New York

The Bollywood has long been criticized for not being able to roll out serious movies as often and not being able to make anything else but what can be dubbed as ‘Commercial Cinema’. New York tries to change all that.
Themed around the illegal detention and torture of innocent civilians post 9-11, one can appreciate such an attempt at a socially relevant topic. But unfortunately that’s all that we can do… appreciate the effort and maybe patronize the movie.
The entire movie is filled with giant loopholes, and certain scenes seem to appear just for the heck of it. Neil and Katrina Kaif thoroughly show their ineptness in acting, while John is barely tolerable. Besides, the biggest flaw that this movie suffers from is the Bollywood style melodrama that has been stuffed down its throat.
The story is about 3 college friends Sam a.k.a Sameer Sheikh (John Abraham), Omar (Neil) and Maya (Katrina Kaif). There is also Irrfan Khan who plays the part of an FBI agent Roshan.
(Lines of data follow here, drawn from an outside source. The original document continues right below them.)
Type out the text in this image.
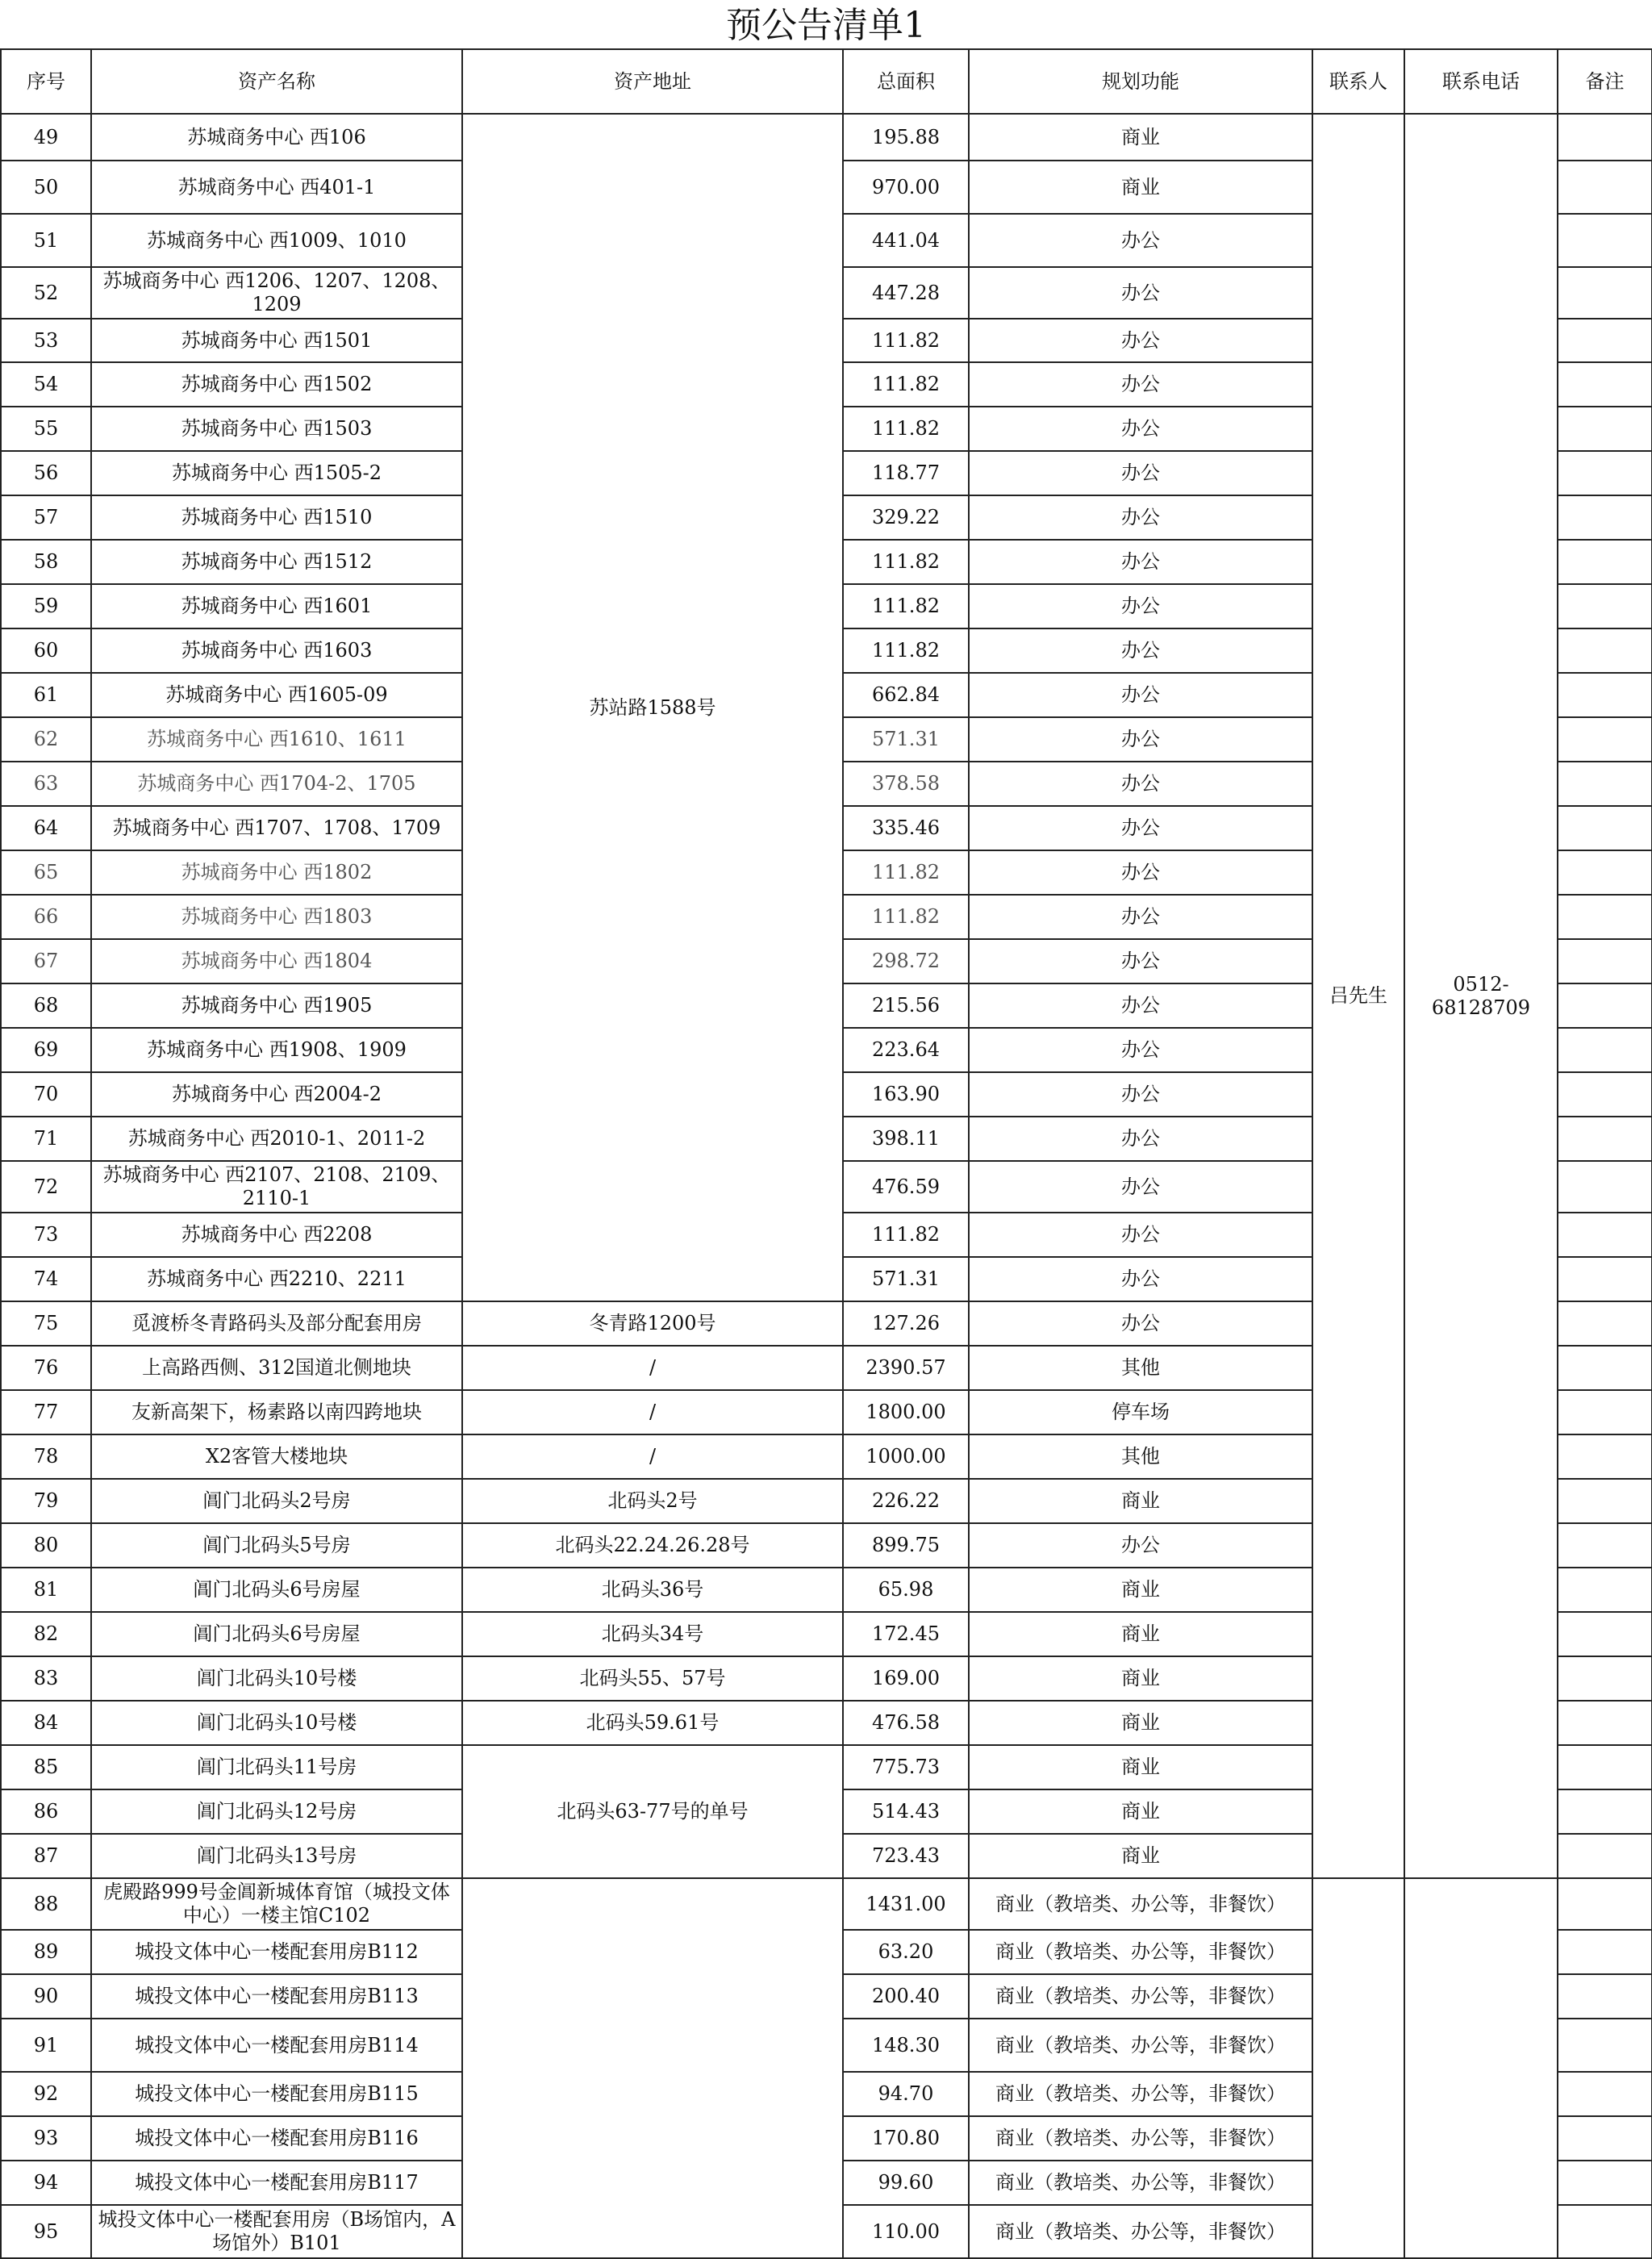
预公告清单1
序号	资产名称	资产地址	总面积	规划功能	联系人	联系电话	备注
49	苏城商务中心 西106	苏站路1588号	195.88	商业	吕先生	0512-68128709	
50	苏城商务中心 西401-1		970.00	商业			
51	苏城商务中心 西1009、1010		441.04	办公			
52	苏城商务中心 西1206、1207、1208、1209		447.28	办公			
53	苏城商务中心 西1501		111.82	办公			
54	苏城商务中心 西1502		111.82	办公			
55	苏城商务中心 西1503		111.82	办公			
56	苏城商务中心 西1505-2		118.77	办公			
57	苏城商务中心 西1510		329.22	办公			
58	苏城商务中心 西1512		111.82	办公			
59	苏城商务中心 西1601		111.82	办公			
60	苏城商务中心 西1603		111.82	办公			
61	苏城商务中心 西1605-09		662.84	办公			
62	苏城商务中心 西1610、1611		571.31	办公			
63	苏城商务中心 西1704-2、1705		378.58	办公			
64	苏城商务中心 西1707、1708、1709		335.46	办公			
65	苏城商务中心 西1802		111.82	办公			
66	苏城商务中心 西1803		111.82	办公			
67	苏城商务中心 西1804		298.72	办公			
68	苏城商务中心 西1905		215.56	办公			
69	苏城商务中心 西1908、1909		223.64	办公			
70	苏城商务中心 西2004-2		163.90	办公			
71	苏城商务中心 西2010-1、2011-2		398.11	办公			
72	苏城商务中心 西2107、2108、2109、2110-1		476.59	办公			
73	苏城商务中心 西2208		111.82	办公			
74	苏城商务中心 西2210、2211		571.31	办公			
75	觅渡桥冬青路码头及部分配套用房	冬青路1200号	127.26	办公			
76	上高路西侧、312国道北侧地块	/	2390.57	其他			
77	友新高架下，杨素路以南四跨地块	/	1800.00	停车场			
78	X2客管大楼地块	/	1000.00	其他			
79	阊门北码头2号房	北码头2号	226.22	商业			
80	阊门北码头5号房	北码头22.24.26.28号	899.75	办公			
81	阊门北码头6号房屋	北码头36号	65.98	商业			
82	阊门北码头6号房屋	北码头34号	172.45	商业			
83	阊门北码头10号楼	北码头55、57号	169.00	商业			
84	阊门北码头10号楼	北码头59.61号	476.58	商业			
85	阊门北码头11号房	北码头63-77号的单号	775.73	商业			
86	阊门北码头12号房		514.43	商业			
87	阊门北码头13号房		723.43	商业			
88	虎殿路999号金阊新城体育馆（城投文体中心）一楼主馆C102		1431.00	商业（教培类、办公等，非餐饮）			
89	城投文体中心一楼配套用房B112		63.20	商业（教培类、办公等，非餐饮）			
90	城投文体中心一楼配套用房B113		200.40	商业（教培类、办公等，非餐饮）			
91	城投文体中心一楼配套用房B114		148.30	商业（教培类、办公等，非餐饮）			
92	城投文体中心一楼配套用房B115		94.70	商业（教培类、办公等，非餐饮）			
93	城投文体中心一楼配套用房B116		170.80	商业（教培类、办公等，非餐饮）			
94	城投文体中心一楼配套用房B117		99.60	商业（教培类、办公等，非餐饮）			
95	城投文体中心一楼配套用房（B场馆内，A场馆外）B101		110.00	商业（教培类、办公等，非餐饮）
The movie begins with Roshan interrogating Omar over the guns found in his cab. He orders Omar to tell him everything about his past with Sam and Maya. With time, Omar realizes that Roshan expects him to spy on his old college friends to uncover a terrorist plot.
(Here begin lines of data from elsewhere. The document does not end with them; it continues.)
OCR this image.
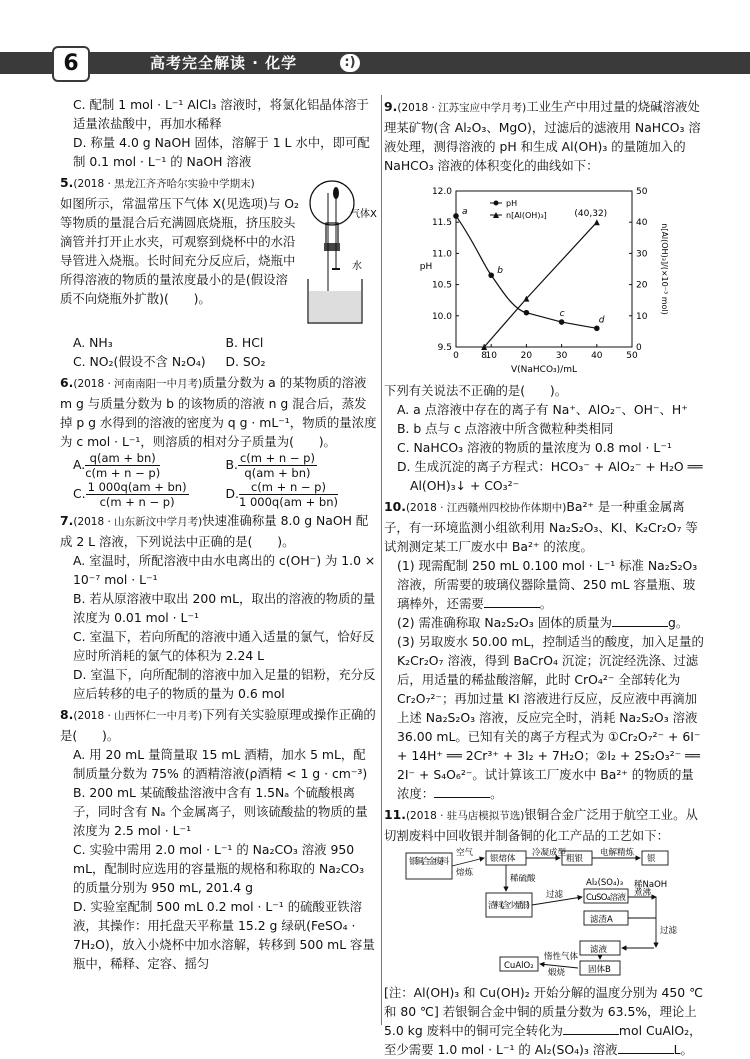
6	高考完全解读 · 化学	:)

C. 配制 1 mol · L⁻¹ AlCl₃ 溶液时，将氯化铝晶体溶于适量浓盐酸中，再加水稀释

D. 称量 4.0 g NaOH 固体，溶解于 1 L 水中，即可配制 0.1 mol · L⁻¹ 的 NaOH 溶液

气体X
水

5.(2018 · 黑龙江齐齐哈尔实验中学期末)

如图所示，常温常压下气体 X(见选项)与 O₂ 等物质的量混合后充满圆底烧瓶，挤压胶头滴管并打开止水夹，可观察到烧杯中的水沿导管进入烧瓶。长时间充分反应后，烧瓶中所得溶液的物质的量浓度最小的是(假设溶质不向烧瓶外扩散)(　　)。

A. NH₃	B. HCl
C. NO₂(假设不含 N₂O₄)	D. SO₂

6.(2018 · 河南南阳一中月考)质量分数为 a 的某物质的溶液 m g 与质量分数为 b 的该物质的溶液 n g 混合后，蒸发掉 p g 水得到的溶液的密度为 q g · mL⁻¹，物质的量浓度为 c mol · L⁻¹，则溶质的相对分子质量为(　　)。

A. $\frac{q(am + bn)}{c(m + n - p)}$	B. $\frac{c(m + n - p)}{q(am + bn)}$
C. $\frac{1 000q(am + bn)}{c(m + n - p)}$	D. $\frac{c(m + n - p)}{1 000q(am + bn)}$

7.(2018 · 山东新汶中学月考)快速准确称量 8.0 g NaOH 配成 2 L 溶液，下列说法中正确的是(　　)。

A. 室温时，所配溶液中由水电离出的 c(OH⁻) 为 1.0 × 10⁻⁷ mol · L⁻¹

B. 若从原溶液中取出 200 mL，取出的溶液的物质的量浓度为 0.01 mol · L⁻¹

C. 室温下，若向所配的溶液中通入适量的氯气，恰好反应时所消耗的氯气的体积为 2.24 L

D. 室温下，向所配制的溶液中加入足量的铝粉，充分反应后转移的电子的物质的量为 0.6 mol

8.(2018 · 山西怀仁一中月考)下列有关实验原理或操作正确的是(　　)。

A. 用 20 mL 量筒量取 15 mL 酒精，加水 5 mL，配制质量分数为 75% 的酒精溶液(ρ酒精 < 1 g · cm⁻³)

B. 200 mL 某硫酸盐溶液中含有 1.5Nₐ 个硫酸根离子，同时含有 Nₐ 个金属离子，则该硫酸盐的物质的量浓度为 2.5 mol · L⁻¹

C. 实验中需用 2.0 mol · L⁻¹ 的 Na₂CO₃ 溶液 950 mL，配制时应选用的容量瓶的规格和称取的 Na₂CO₃ 的质量分别为 950 mL, 201.4 g

D. 实验室配制 500 mL 0.2 mol · L⁻¹ 的硫酸亚铁溶液，其操作：用托盘天平称量 15.2 g 绿矾(FeSO₄ · 7H₂O)，放入小烧杯中加水溶解，转移到 500 mL 容量瓶中，稀释、定容、摇匀

9.(2018 · 江苏宝应中学月考)工业生产中用过量的烧碱溶液处理某矿物(含 Al₂O₃、MgO)，过滤后的滤液用 NaHCO₃ 溶液处理，测得溶液的 pH 和生成 Al(OH)₃ 的量随加入的 NaHCO₃ 溶液的体积变化的曲线如下：

0 8
10	20	30	40	50
9.5
10.0
10.5
11.0
11.5
12.0
0
10
20
30
40
50
V(NaHCO₃)/mL
pH	n[Al(OH)₃]/(×10⁻³ mol)
a
b
c
d
(40,32)
pH
n[Al(OH)₃]

下列有关说法不正确的是(　　)。

A. a 点溶液中存在的离子有 Na⁺、AlO₂⁻、OH⁻、H⁺

B. b 点与 c 点溶液中所含微粒种类相同

C. NaHCO₃ 溶液的物质的量浓度为 0.8 mol · L⁻¹

D. 生成沉淀的离子方程式：HCO₃⁻ + AlO₂⁻ + H₂O ══

Al(OH)₃↓ + CO₃²⁻

10.(2018 · 江西赣州四校协作体期中)Ba²⁺ 是一种重金属离子，有一环境监测小组欲利用 Na₂S₂O₃、KI、K₂Cr₂O₇ 等试剂测定某工厂废水中 Ba²⁺ 的浓度。

(1) 现需配制 250 mL 0.100 mol · L⁻¹ 标准 Na₂S₂O₃ 溶液，所需要的玻璃仪器除量筒、250 mL 容量瓶、玻璃棒外，还需要	。

(2) 需准确称取 Na₂S₂O₃ 固体的质量为	g。

(3) 另取废水 50.00 mL，控制适当的酸度，加入足量的 K₂Cr₂O₇ 溶液，得到 BaCrO₄ 沉淀；沉淀经洗涤、过滤后，用适量的稀盐酸溶解，此时 CrO₄²⁻ 全部转化为 Cr₂O₇²⁻；再加过量 KI 溶液进行反应，反应液中再滴加上述 Na₂S₂O₃ 溶液，反应完全时，消耗 Na₂S₂O₃ 溶液 36.00 mL。已知有关的离子方程式为 ①Cr₂O₇²⁻ + 6I⁻ + 14H⁺ ══ 2Cr³⁺ + 3I₂ + 7H₂O；②I₂ + 2S₂O₃²⁻ ══ 2I⁻ + S₄O₆²⁻。试计算该工厂废水中 Ba²⁺ 的物质的量浓度：	。

11.(2018 · 驻马店模拟节选)银铜合金广泛用于航空工业。从切割废料中回收银并制备铜的化工产品的工艺如下：

银铜合金废料
空气
熔炼
银熔体
冷凝成型
粗银
电解精炼
银
稀硫酸
渣料(含少量银)
过滤	CuSO₄溶液
Al₂(SO₄)₃ 稀NaOH
煮沸
滤渣A
过滤
滤液
固体B
惰性气体
煅烧
CuAlO₂

[注：Al(OH)₃ 和 Cu(OH)₂ 开始分解的温度分别为 450 ℃ 和 80 ℃] 若银铜合金中铜的质量分数为 63.5%，理论上 5.0 kg 废料中的铜可完全转化为	mol CuAlO₂，至少需要 1.0 mol · L⁻¹ 的 Al₂(SO₄)₃ 溶液	L。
This flashes us back to pre 9-11 when Omar first entered USA. But their story is probably one of the most typical love triangles that the bollywood has been using since the dawn of time. Even their college life appears to be so lame that one has difficulty relating to these characters. All three of them behave like 25 year olds rather than college students. This is probably one of the movie’s biggest flaws; it fails to make the audience relate to its characters, who would go through hell over the rest of the movie’s duration. It seems this entire part has been created just for the heck of it; there is even a lack of total correlation between certain scenes. For example, just out of the blue, Sam gets shot in the leg trying to rescue Maya’s purse from a New York Mugger (The whole White Knight routine to win the lady’s heart!). But instead of showing Sam in the hospital, the next scene is about how heartbroken Omar is now that Maya has fallen for Sam! That’s right; the director chooses to ignore his lead character, that has been shot, to show an ungrateful punk too self-centered to realize that his best friend is lying in the hospital suffering from a gun shot wound!  
Even after Sam is falsely imprisoned on charges of terrorism, the movie hardly inspires any emotion. The torture scenes have already been used a lot of time in western cinema. The characters who do not communicate in Hindi are conspicuously quiet. This makes the scenes appear even less believable. There is also no subtlety in John’s acting, he shouts like a dog being whipped throughout the scenes.
But there are a few twists and turns in the movie that the viewer might not expect. These make the movie barely passable. I will be leaving them out of this review. Though I will have to add that most of these turns have been stupidly handled. There is melodrama throughout with total lack of originality.
Even the climax acutely suffers from these problems, the movie tries to rely on the audience’s connection with the characters to smudge over the obvious loopholes, but wait… there is no connection! The movie is too busy trying to be emotional to realize how stupid its certain scenes are.
After the pretentious climax, we are treated with a speech from Roshan on how USA is still secular and etc, etc. Which brings us to the movie’s last flaw… it doesn’t let you think. It shouts its message in your face and prints it on the screen. It’s not one of those movies where you leave with a subtle message which you need to think about, to properly understand it. The entire subject of this movie could be summed up in a Sunday editorial.
New York is Bollywood’s attempt at growing up… and the way I see it, it still has a long way to go; and one shouldn’t expect to see a mature movie being rolled out unless there is a serious attempt to get rid of its old annoying habits. All in all one cant do much but patronize the movie for its attempt to ‘try’ something new.